Background: The leading causes of death for trauma patients in civilian and combat settings are traumatic brain injury and uncontrolled hemorrhage, respectively. This study examines the hemostatic activity of an ideal amphipathic peptide (IAP) attached to a biocompatible surface.
Methods: Procoagulant properties of IAP attached to a surface were first tested, in vitro, using factor Xa and thrombin generation assays and thromboelastography. Rabbits and swine were used for in vivo studies. Injuries were performed using scalpel blade 11, and free bleeding was allowed for five seconds. While bleeding, IAP coupled to a hydrogel or QuikClot were applied to the wound and the time was recorded until bleeding stopped.

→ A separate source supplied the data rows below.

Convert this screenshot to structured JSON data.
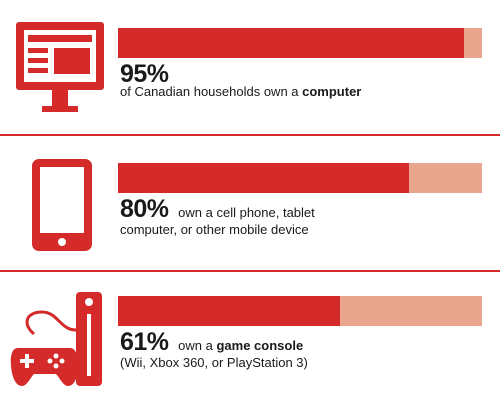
{
  "colors": {
    "accent": "#d42a2a",
    "remainder": "#eaa58e",
    "divider": "#d42a2a"
  },
  "chart_data": {
    "type": "bar",
    "orientation": "horizontal",
    "stacked_to": 100,
    "ylim": [
      0,
      100
    ],
    "categories": [
      "of Canadian households own a computer",
      "own a cell phone, tablet computer, or other mobile device",
      "own a game console (Wii, Xbox 360, or PlayStation 3)"
    ],
    "values": [
      95,
      80,
      61
    ],
    "title": "",
    "xlabel": "",
    "ylabel": ""
  },
  "rows": [
    {
      "icon": "computer-monitor-icon",
      "percent": "95%",
      "text_before": "of Canadian households own a ",
      "text_bold": "computer",
      "text_after": ""
    },
    {
      "icon": "tablet-icon",
      "percent": "80%",
      "text_before": "own a cell phone, tablet",
      "text_bold": "",
      "text_after": "computer, or other mobile device"
    },
    {
      "icon": "game-console-icon",
      "percent": "61%",
      "text_before": "own a ",
      "text_bold": "game console",
      "text_after": "(Wii, Xbox 360, or PlayStation 3)"
    }
  ]
}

Results: Results show that when IAP is attached to a surface, both factor IXa and factor Xa activities are promoted. Thromboelastography shows that surface-attached IAP results in earlier onset and stronger clot formation. In rabbits, the incorporation of IAP onto a biocompatible hydrogel reduces bleeding times by 40% (p < 0.03). In pigs, bleeding times are reduced 30% to 50% (p < 0.02) by surface-coupled IAP. Finally, using a rabbit liver laceration model, the properties of surface-coupled IAP are less damaging when compared with QuikClot, a currently used material in external hemorrhagic injuries.
Conclusions: This study provides a relevant proof of concept for the development of IAP coupled to a biocompatible surface as a hemostatic agent, that is potentially safer than the commercially available QuikClot.